En medio del alboroto, al parecer indiferente a la excitación reinante, una joven tocaba el laúd sentada en un diván. Mustafá, que había creído que se encontraría con una beldad morena, se quedó boquiabierto. Jamás había visto una piel tan delicada y tan blanca ni un rostro tan noble enmarcado por una cabellera que era como oro en llamas.
Cuando Hassan hizo una reverencia, la mujer de ojos azules alzó la vista. La mirada de aquellos ojos que reflejaban todos los tonos del océano fascinó a Mustafá, que notó, sin embargo, el dolor y el miedo de la joven y se sintió invadido por una extraña sensación de comprensión y cercanía.
Hassan pronunció un par de palabras de saludo en árabe.
Mustafá habría sido incapaz de traducirlas correctamente al castellano, pero otras palabras igualmente dulces pronunciadas en su idioma materno brotaron con toda naturalidad de sus labios.
—Nosotros, que moramos dentro de las paredes de este harén, somos afortunados. Dios nos concede echar un vistazo al cielo de Castilla y al mar de Levante en los ojos de un ángel. Nunca regresará el invierno, porque la luz de Al Andalus está atrapada en vuestros cabellos. Cada una de vuestras sonrisas entibiará nuestra alma. Sed bienvenida, señora, serviros será un honor.
Su retórica hizo sonreír a Beatriz y Hassan quedó muy satisfecho. Se rumoreaba que resultaba difícil conseguir que se abriera aquella flor del harén y, aunque no había comprendido ni una palabra de las pronunciadas por el nuevo eunuco, este parecía dominar el arte de la elocuencia, así que le sonrió con aprobación. Mustafá solo tenía ojos para Beatriz, sin embargo.
—Hablas mi idioma con la elegancia de un noble —dijo ella, y sus palabras encerraban una pregunta.
Mustafá bajó la vista y habló en voz baja y quebrada.
—Nací siendo caballero, señora, pero el destino decidió otra cosa. Estaré agradecido a Dios hasta el fin de mis días por ello, puesto que de lo contrario jamás hubiera contemplado vuestra belleza.
La mirada de Beatriz adoptó una expresión de profunda compasión. ¡Cuánto dolor oculto en un discurso tan dulce! Se sintió un poco culpable: ella también lloraba la pérdida de su patria, pero vivía rodeada de lujos, la deseaban y procuraban conquistarla. ¡Qué le habían hecho a ese muchacho, en cambio!
—Me encantaría hablar contigo sobre la belleza de Castilla —le dijo en tono amable, y luego se dirigió a Hassan—: Te agradezco esta amable bienvenida en las palabras más bellas de mi lengua. Me agradaría que este muchacho me atendiera. ¿Cómo se llama?

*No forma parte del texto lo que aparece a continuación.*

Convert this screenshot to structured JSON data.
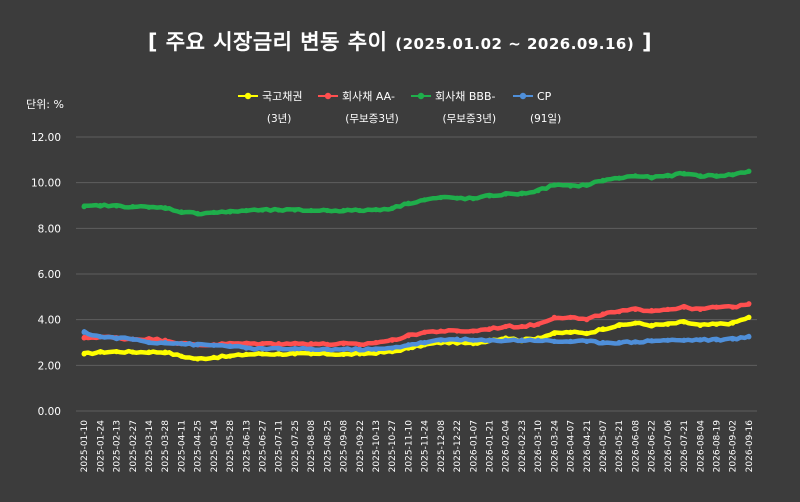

Hassan sonrió, orgulloso de haber tenido una buena idea y encantado de la nueva y útil adquisición que Mustafá había demostrado ser.
—Lo llamamos Mustafá —dijo, haciendo una reverencia.
La mirada del muchacho se entristeció.
—¿Cómo te llamas, en realidad? —le preguntó Beatriz en castellano.
—León —respondió y, agradecido, sumergió la mirada dulce de sus ojos verdes en las profundidades de otros ojos, azules como el mar.